Raphaela Gromes: Ich habe dieses Orchester hier in Deutschland auf Tour gehört, vor ein paar Jahren als der Krieg schon begonnen hatte, und war total überrascht und begeistert von der Qualität des Orchesters. Ich bin danach zu Wolodymyr Sirenko, dem Chefdirigenten dieses Orchesters gegangen und habe ihm gratuliert. Und er hat gesagt, ich könnte jederzeit gerne nach Kiew kommen und dort ein Solokonzert mit dem Orchester spielen. Und das fand ich so eine liebe Einladung, dass ich das dann auch realisieren wollte. Es hat aber ein bisschen gedauert, bis es schließlich zu diesem Konzert kam.
BR-KLASSIK: Sie haben keine Sekunde überlegen müssen, ob Sie dort hinfahren, ins Kriegsgebiet?
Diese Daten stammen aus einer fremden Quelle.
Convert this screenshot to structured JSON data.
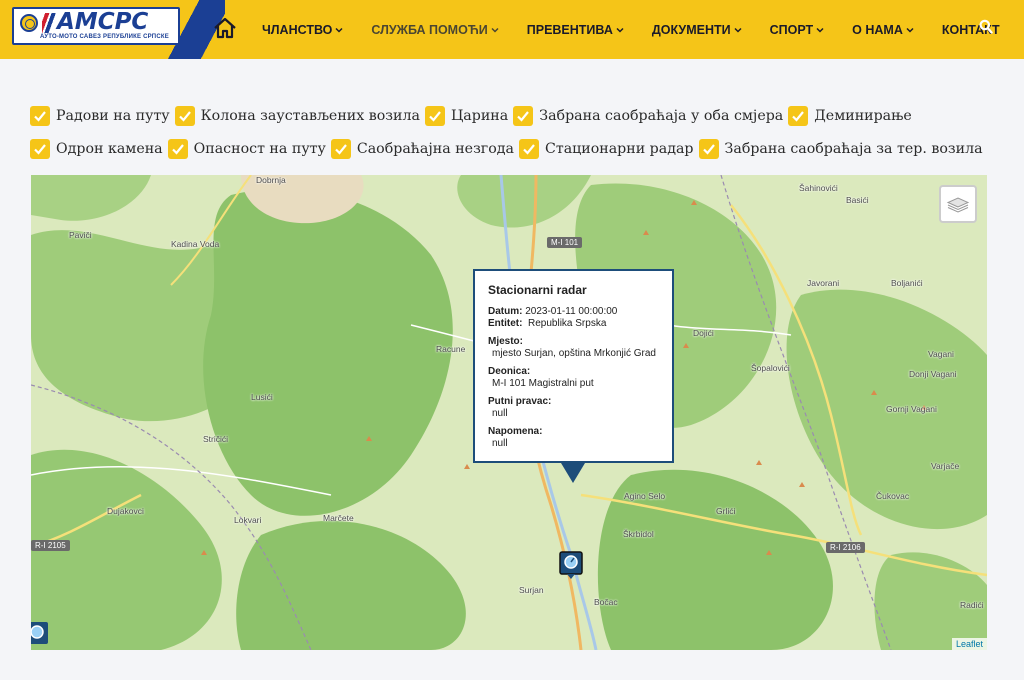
{
  "header": {
    "logo_main": "АМСРС",
    "logo_sub": "АУТО-МОТО САВЕЗ РЕПУБЛИКЕ СРПСКЕ",
    "nav": [
      {
        "label": "ЧЛАНСТВО",
        "has_dropdown": true
      },
      {
        "label": "СЛУЖБА ПОМОЋИ",
        "has_dropdown": true
      },
      {
        "label": "ПРЕВЕНТИВА",
        "has_dropdown": true
      },
      {
        "label": "ДОКУМЕНТИ",
        "has_dropdown": true
      },
      {
        "label": "СПОРТ",
        "has_dropdown": true
      },
      {
        "label": "О НАМА",
        "has_dropdown": true
      },
      {
        "label": "КОНТАКТ",
        "has_dropdown": false
      }
    ]
  },
  "filters": {
    "row1": [
      "Радови на путу",
      "Колона заустављених возила",
      "Царина",
      "Забрана саобраћаја у оба смјера",
      "Деминирање"
    ],
    "row2": [
      "Одрон камена",
      "Опасност на путу",
      "Саобраћајна незгода",
      "Стационарни радар",
      "Забрана саобраћаја за тер. возила"
    ],
    "all_checked": true
  },
  "map": {
    "places": [
      "Dobrnja",
      "Šahinovići",
      "Basići",
      "Paviči",
      "Kadina Voda",
      "Javorani",
      "Boljanići",
      "Dojići",
      "Racune",
      "Šopalovići",
      "Vagani",
      "Donji Vagani",
      "Lusići",
      "Gornji Vagani",
      "Stričići",
      "Varjače",
      "Agino Selo",
      "Čukovac",
      "Dujakovci",
      "Lokvari",
      "Marčete",
      "Grlići",
      "Škrbidol",
      "Surjan",
      "Bočac",
      "Radići"
    ],
    "roads": [
      "M-I 101",
      "R-I 2105",
      "R-I 2106"
    ],
    "attribution": "Leaflet"
  },
  "popup": {
    "title": "Stacionarni radar",
    "datum_label": "Datum:",
    "datum_value": "2023-01-11 00:00:00",
    "entitet_label": "Entitet:",
    "entitet_value": "Republika Srpska",
    "mjesto_label": "Mjesto:",
    "mjesto_value": "mjesto Surjan, opština Mrkonjić Grad",
    "deonica_label": "Deonica:",
    "deonica_value": "M-I 101 Magistralni put",
    "putni_label": "Putni pravac:",
    "putni_value": "null",
    "napomena_label": "Napomena:",
    "napomena_value": "null"
  },
  "colors": {
    "brand_yellow": "#f5c518",
    "brand_blue": "#1b3f94",
    "popup_border": "#1d4d7a"
  }
}
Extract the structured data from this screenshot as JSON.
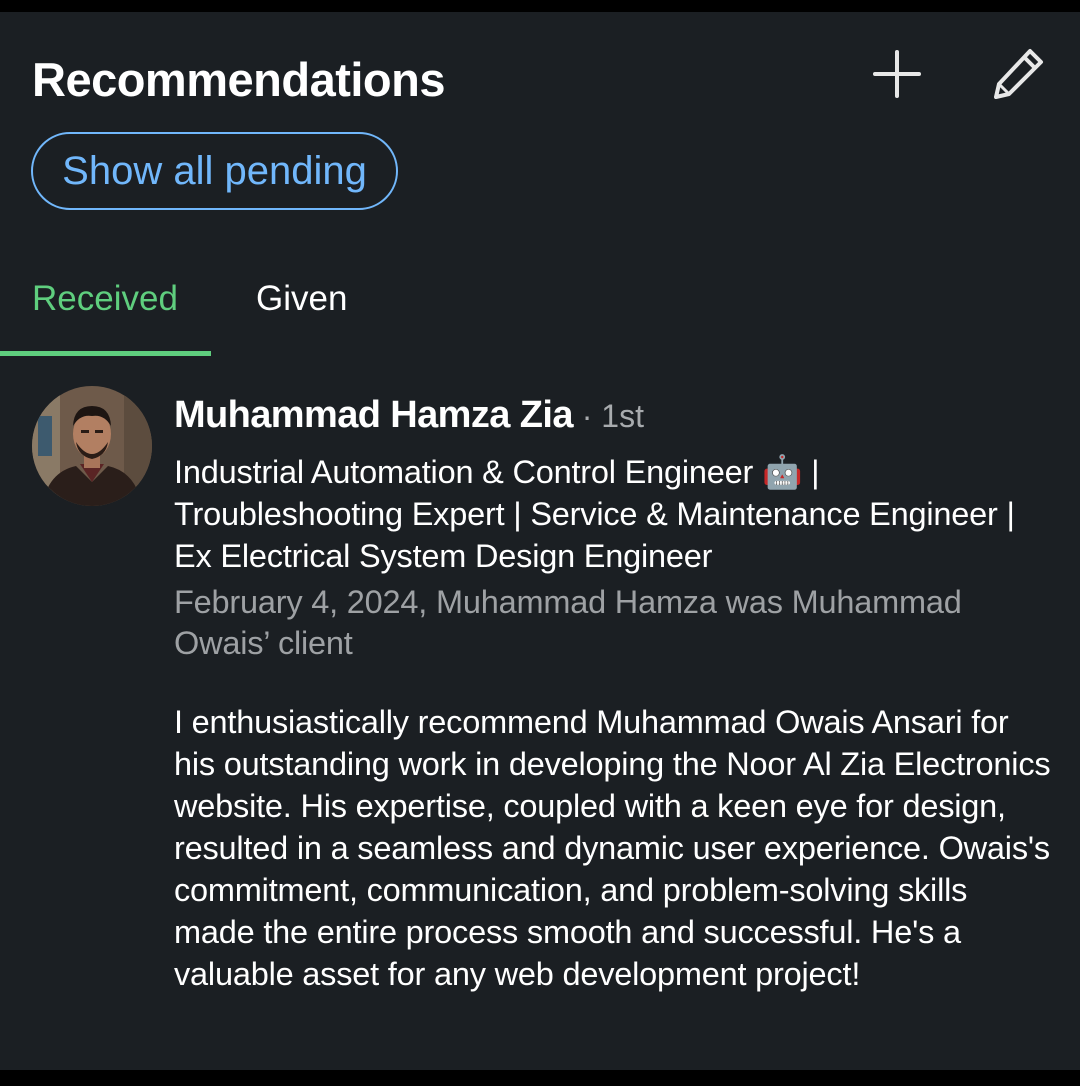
{
  "header": {
    "title": "Recommendations",
    "add_icon": "plus-icon",
    "edit_icon": "pencil-icon"
  },
  "show_all_pending": "Show all pending",
  "tabs": [
    {
      "label": "Received",
      "active": true
    },
    {
      "label": "Given",
      "active": false
    }
  ],
  "recommendation": {
    "name": "Muhammad Hamza Zia",
    "separator": " · ",
    "degree": "1st",
    "headline": "Industrial Automation & Control Engineer 🤖 | Troubleshooting Expert | Service & Maintenance Engineer | Ex Electrical System Design Engineer",
    "meta": "February 4, 2024, Muhammad Hamza was Muhammad Owais’ client",
    "text": "I enthusiastically recommend Muhammad Owais Ansari for his outstanding work in developing the Noor Al Zia Electronics website. His expertise, coupled with a keen eye for design, resulted in a seamless and dynamic user experience. Owais's commitment, communication, and problem-solving skills made the entire process smooth and successful. He's a valuable asset for any web development project!"
  },
  "colors": {
    "background": "#1b1f23",
    "accent_blue": "#71b7fb",
    "accent_green": "#5fce7e",
    "muted_text": "#9ea1a4"
  }
}
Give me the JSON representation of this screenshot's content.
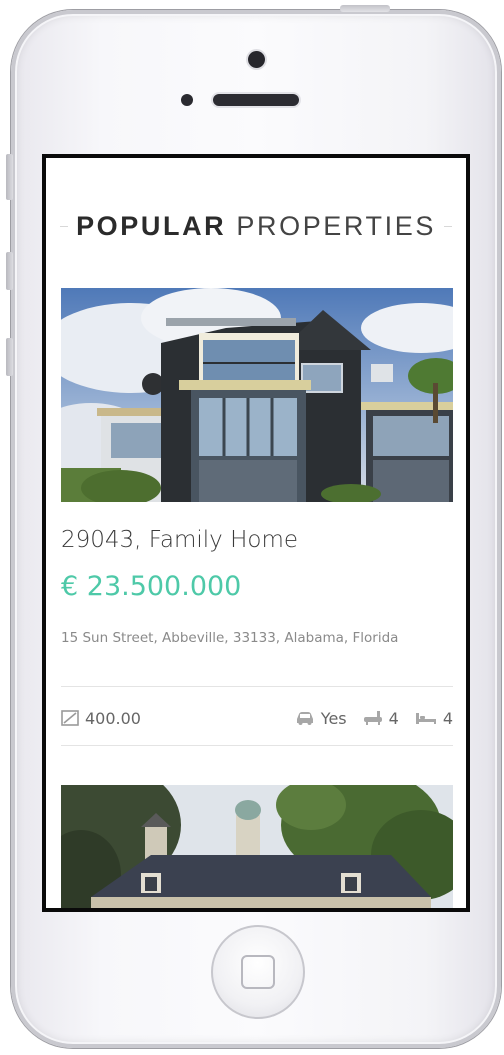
{
  "section": {
    "title_bold": "POPULAR",
    "title_light": "PROPERTIES"
  },
  "properties": [
    {
      "title": "29043, Family Home",
      "price": "€ 23.500.000",
      "address": "15 Sun Street, Abbeville, 33133, Alabama, Florida",
      "area": "400.00",
      "garage": "Yes",
      "bathrooms": "4",
      "bedrooms": "4",
      "photo_icon": "modern-house-photo"
    },
    {
      "photo_icon": "colonial-house-photo"
    }
  ],
  "colors": {
    "accent": "#4ec9a8",
    "heading": "#2b2b2b",
    "phone_body": "#f4f4f7"
  }
}
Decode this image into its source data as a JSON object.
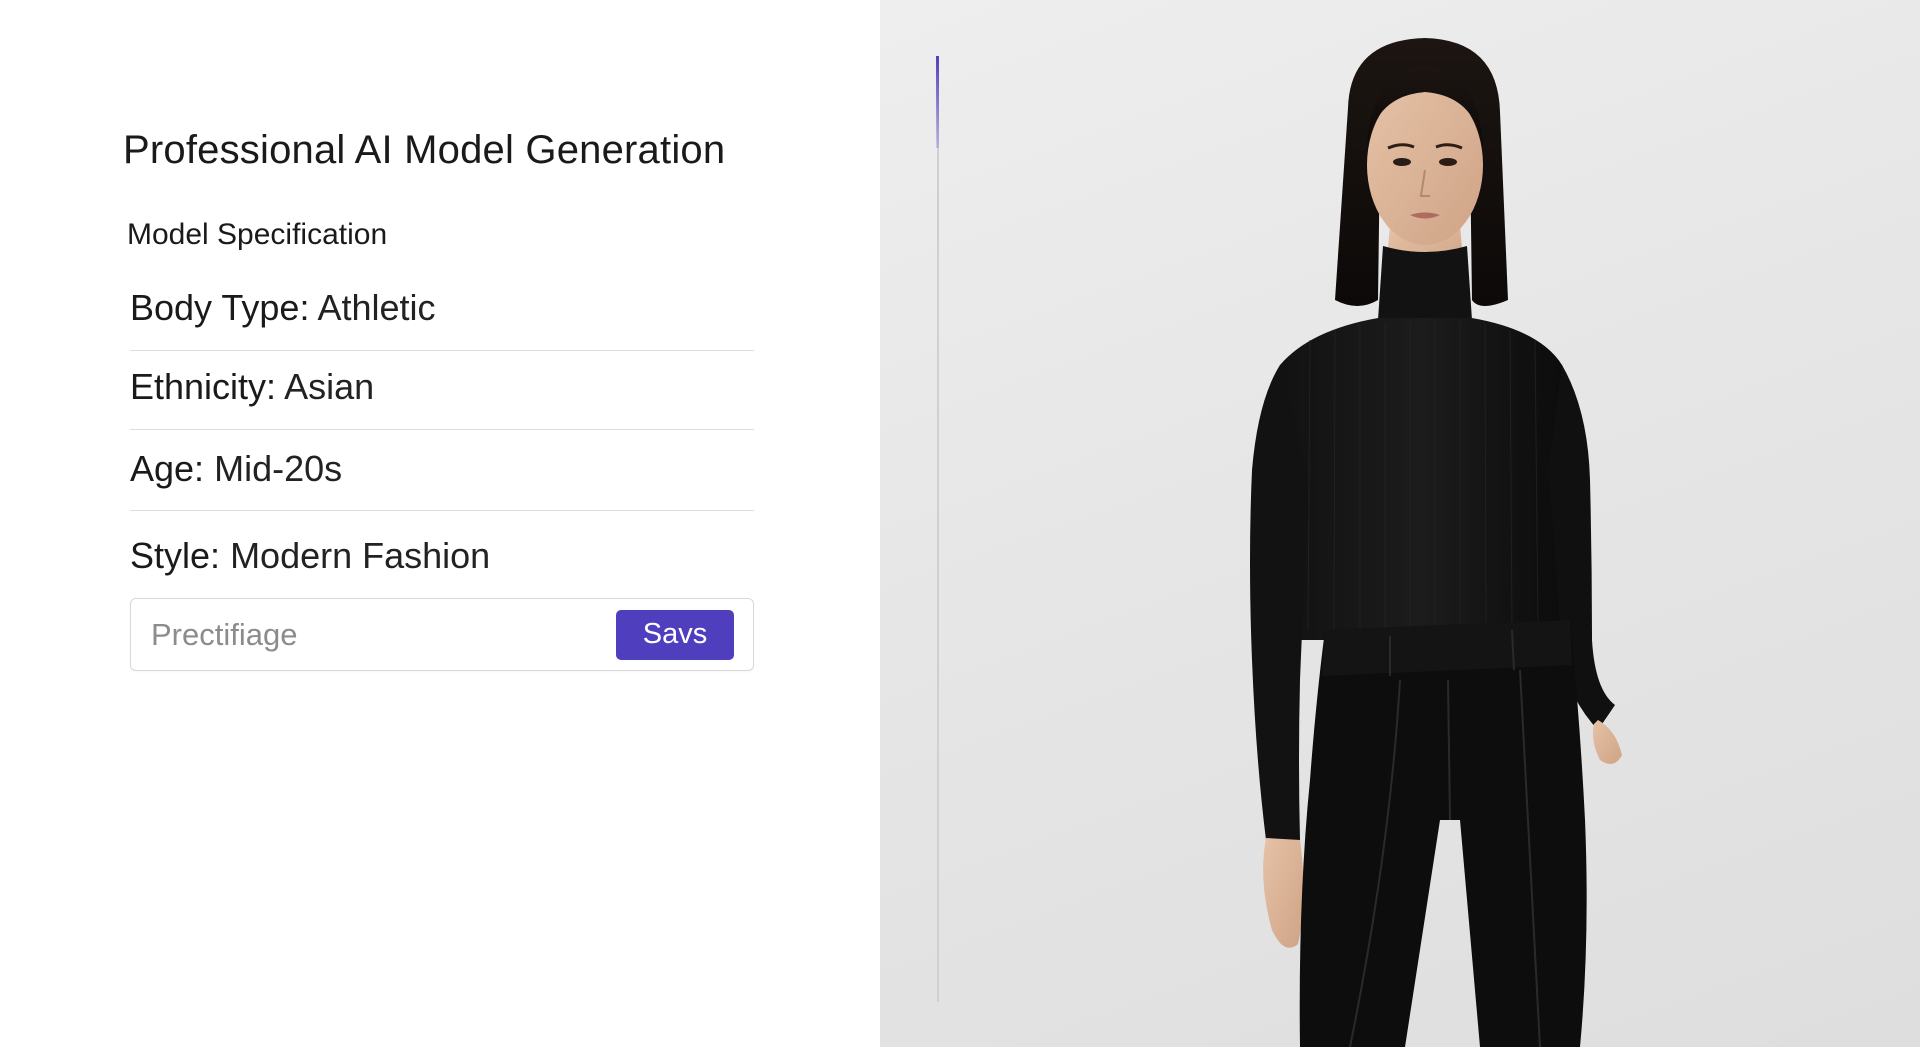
{
  "header": {
    "title": "Professional AI Model Generation"
  },
  "specification": {
    "section_label": "Model Specification",
    "rows": [
      {
        "key": "Body Type:",
        "value": "Athletic"
      },
      {
        "key": "Ethnicity:",
        "value": "Asian"
      },
      {
        "key": "Age:",
        "value": "Mid-20s"
      },
      {
        "key": "Style:",
        "value": "Modern Fashion"
      }
    ]
  },
  "prompt": {
    "placeholder": "Prectifiage",
    "value": ""
  },
  "actions": {
    "save_label": "Savs"
  },
  "colors": {
    "accent": "#4f3fbf",
    "divider": "#dedede",
    "preview_background": "#e6e6e6",
    "garment": "#0d0d0d"
  },
  "icons": {
    "preview": "model-preview-illustration"
  }
}
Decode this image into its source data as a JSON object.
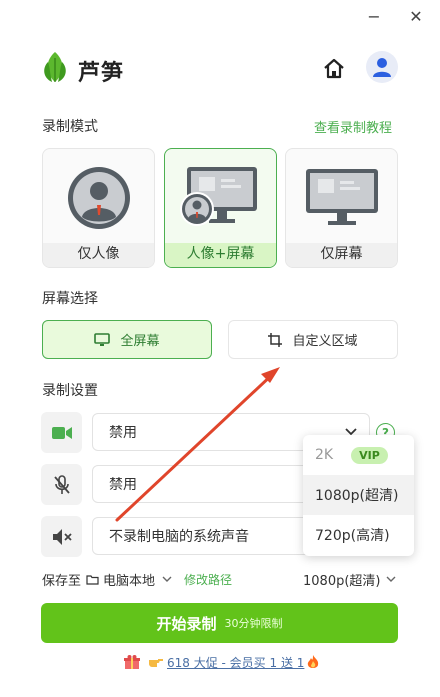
{
  "window": {
    "minimize": "−",
    "close": "✕"
  },
  "app": {
    "name": "芦笋"
  },
  "record_mode": {
    "title": "录制模式",
    "tutorial_link": "查看录制教程",
    "options": [
      {
        "label": "仅人像"
      },
      {
        "label": "人像+屏幕"
      },
      {
        "label": "仅屏幕"
      }
    ],
    "selected": "人像+屏幕"
  },
  "screen_select": {
    "title": "屏幕选择",
    "options": [
      {
        "label": "全屏幕"
      },
      {
        "label": "自定义区域"
      }
    ],
    "selected": "全屏幕"
  },
  "record_settings": {
    "title": "录制设置",
    "camera": {
      "value": "禁用"
    },
    "microphone": {
      "value": "禁用"
    },
    "system_audio": {
      "value": "不录制电脑的系统声音"
    },
    "help": "?"
  },
  "resolution_menu": {
    "items": [
      {
        "label": "2K",
        "badge": "VIP"
      },
      {
        "label": "1080p(超清)"
      },
      {
        "label": "720p(高清)"
      }
    ]
  },
  "save": {
    "label": "保存至",
    "location": "电脑本地",
    "modify_link": "修改路径",
    "resolution": "1080p(超清)"
  },
  "start": {
    "label": "开始录制",
    "limit": "30分钟限制"
  },
  "promo": {
    "text": "618 大促 - 会员买 1 送 1"
  },
  "colors": {
    "accent": "#62c31a",
    "link": "#4caf50",
    "annotation_arrow": "#e0452b"
  }
}
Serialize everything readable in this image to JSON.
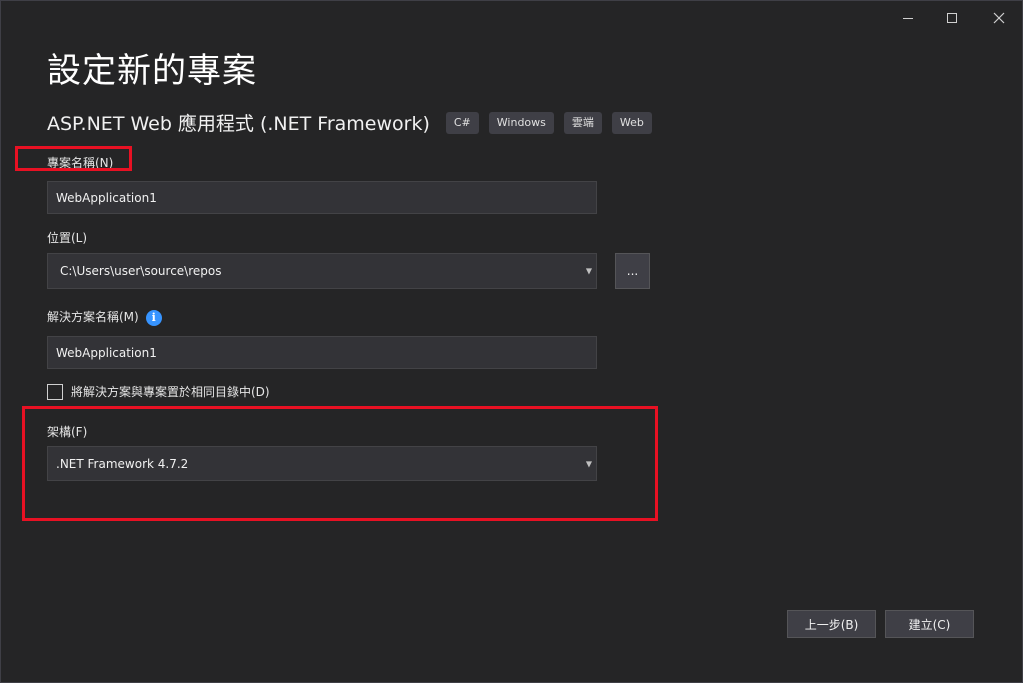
{
  "page_title": "設定新的專案",
  "template": {
    "name": "ASP.NET Web 應用程式 (.NET Framework)",
    "tags": [
      "C#",
      "Windows",
      "雲端",
      "Web"
    ]
  },
  "project_name": {
    "label": "專案名稱(N)",
    "value": "WebApplication1"
  },
  "location": {
    "label": "位置(L)",
    "value": "C:\\Users\\user\\source\\repos",
    "browse_label": "..."
  },
  "solution_name": {
    "label": "解決方案名稱(M)",
    "info_glyph": "i",
    "value": "WebApplication1"
  },
  "same_directory": {
    "label": "將解決方案與專案置於相同目錄中(D)",
    "checked": false
  },
  "framework": {
    "label": "架構(F)",
    "value": ".NET Framework 4.7.2"
  },
  "buttons": {
    "back": "上一步(B)",
    "create": "建立(C)"
  },
  "colors": {
    "background": "#252526",
    "input_bg": "#333337",
    "highlight": "#e81123",
    "info": "#3794ff"
  }
}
Raphaela Gromes: Nein, das war mir ganz klar. Es war natürlich schon so, dass ich die Situation immer wieder auch mit Sorgen beobachtet habe. Es gab auch ein paar Tage, wo Kiew direkt angegriffen wurde und in diesen Tagen wäre ich auch nicht gefahren. Aber ich war auch in Kontakt mit einigen Ukrainern und Ukrainerinnen, die mir kurz bevor ich dorthin gefahren bin, gesagt haben, dass dort eigentlich Alltag herrscht. Es ist zwar auch Alltag, dass jeden Tag Luftalarm ist, es ist Alltag, dass man gefühlt jeden Tag in den Bunker gehen sollte. Nur tut das dort keiner mehr. Die Leute dort sagen, dass sie sich von Russland nicht mehr terrorisieren lassen wollen. Und nur wenn ganz schwere Bomben wirklich ganz nah sind, suchen die Menschen Schutz in den Bunkern. Aber im Grunde ist der Krieg dort Alltag geworden und zwar so, dass meistens nichts passiert im Zentrum von Kiew. Und diese Menschen haben mir dann auch Mut gemacht, dass ich tatsächlich dort hingefahren bin.
BR-KLASSIK: Das klingt jetzt einigermaßen entspannt. Waren Sie auch entspannt, als Sie über die Grenze gefahren sind?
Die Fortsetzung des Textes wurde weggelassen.